Jusqu'aux années 1990-2000, la Belgique disposait d'un certain nombre de chars, mais ceux-ci n'étaient plus utilisés. La guerre froide avait pris fin, la Russie semblait être à nouveau un partenaire fiable, et leur utilité semblait de moins en moins évidente. Ils ont donc littéralement pris la poussière et leur état s'est dégradé. «Il y a une bonne dizaine d'années, il a été décidé de revendre ces chars puisqu'ils n'étaient plus opérationnels», et ce pour «pour une somme équivalent à 10-15.000 euros vu qu'ils ne fonctionnaient plus», a expliqué ce mercredi la ministre de la Défense, Ludivine Dedonder, au micro de Bel RTL.
Depuis, changement de contexte.
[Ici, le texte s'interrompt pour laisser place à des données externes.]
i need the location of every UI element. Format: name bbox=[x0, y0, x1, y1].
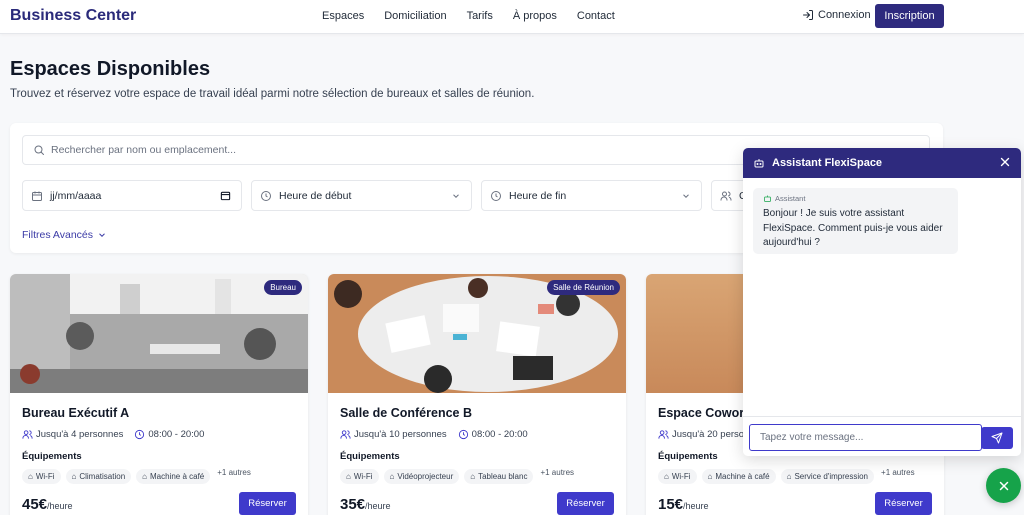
equipment-chip: ⌂ Machine à café bbox=[701, 469, 776, 484]
space-photo-office bbox=[10, 274, 308, 393]
equipment-icon: ⌂ bbox=[707, 472, 713, 481]
end-time-label: Heure de fin bbox=[509, 189, 567, 202]
users-icon bbox=[720, 191, 732, 200]
bot-icon bbox=[764, 195, 771, 202]
nav-link-a-propos[interactable]: À propos bbox=[513, 10, 557, 22]
chat-message-sender: Assistant bbox=[763, 194, 948, 203]
equipment-chip: ⌂ Climatisation bbox=[65, 469, 132, 484]
equipment-icon: ⌂ bbox=[71, 472, 77, 481]
advanced-filters-label: Filtres Avancés bbox=[22, 229, 94, 241]
login-link[interactable]: Connexion bbox=[802, 9, 871, 21]
close-icon bbox=[999, 481, 1008, 490]
end-time-select[interactable]: Heure de fin bbox=[481, 180, 702, 211]
nav-link-tarifs[interactable]: Tarifs bbox=[467, 10, 493, 22]
equipment-icon: ⌂ bbox=[389, 472, 395, 481]
space-capacity: Jusqu'à 10 personnes bbox=[354, 429, 447, 440]
bot-icon bbox=[754, 159, 764, 168]
chat-toggle-button[interactable] bbox=[986, 468, 1021, 503]
space-title: Salle de Conférence B bbox=[340, 406, 472, 420]
clock-icon bbox=[135, 429, 145, 440]
space-title: Bureau Exécutif A bbox=[22, 406, 130, 420]
equipment-more: +1 autres bbox=[881, 468, 915, 477]
reserve-button[interactable]: Réserver bbox=[239, 492, 296, 515]
space-card: Bureau Bureau Exécutif A Jusqu'à 4 perso… bbox=[10, 274, 308, 515]
space-hours: 08:00 - 20:00 bbox=[471, 429, 528, 440]
nav-links: Espaces Domiciliation Tarifs À propos Co… bbox=[322, 10, 635, 22]
equipment-icon: ⌂ bbox=[470, 472, 476, 481]
chevron-down-icon bbox=[453, 193, 459, 198]
space-title: Espace Cowork bbox=[658, 406, 752, 420]
clock-icon bbox=[458, 429, 468, 440]
equipment-chip: ⌂ Machine à café bbox=[136, 469, 211, 484]
space-meta: Jusqu'à 4 personnes 08:00 - 20:00 bbox=[22, 429, 204, 440]
equipment-icon: ⌂ bbox=[664, 472, 669, 481]
users-icon bbox=[340, 430, 351, 439]
equipment-icon: ⌂ bbox=[142, 472, 147, 481]
equipment-more: +1 autres bbox=[540, 468, 575, 477]
space-capacity: Jusqu'à 4 personnes bbox=[36, 429, 124, 440]
reserve-button[interactable]: Réserver bbox=[557, 492, 614, 515]
equipment-more: +1 autres bbox=[217, 468, 251, 477]
date-picker-icon[interactable] bbox=[220, 190, 231, 201]
top-navbar: Business Center Espaces Domiciliation Ta… bbox=[0, 0, 1024, 34]
equipment-chip: ⌂ Wi-Fi bbox=[22, 469, 61, 484]
chat-message: Assistant Bonjour ! Je suis votre assist… bbox=[753, 188, 958, 254]
search-placeholder: Rechercher par nom ou emplacement... bbox=[51, 144, 237, 156]
equipment-list: ⌂ Wi-Fi ⌂ Machine à café ⌂ Service d'impres… bbox=[658, 468, 915, 484]
chat-title: Assistant FlexiSpace bbox=[772, 157, 883, 169]
equipment-icon: ⌂ bbox=[786, 472, 792, 481]
equipment-chip: ⌂ Tableau blanc bbox=[464, 469, 534, 484]
start-time-label: Heure de début bbox=[279, 189, 352, 202]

Moscou se montre à nouveau menaçante et le monde se montre bien plus hostile qu'il y a 10-20 ans. La question se pose donc de racheter ses chars. Le souci, c'est que les entreprises belges qui les possèdent désormais ne seraient prêts à les céder à la Défense qu'avec «une marge qui est déraisonnable», juge la ministre. «On est sur un prix de revente de 500.000 euros pièce, pour du matériel qui est stocké dans des hangars et pour lequel il n'y a eu aucun travail de remise en état», se désole-t-elle.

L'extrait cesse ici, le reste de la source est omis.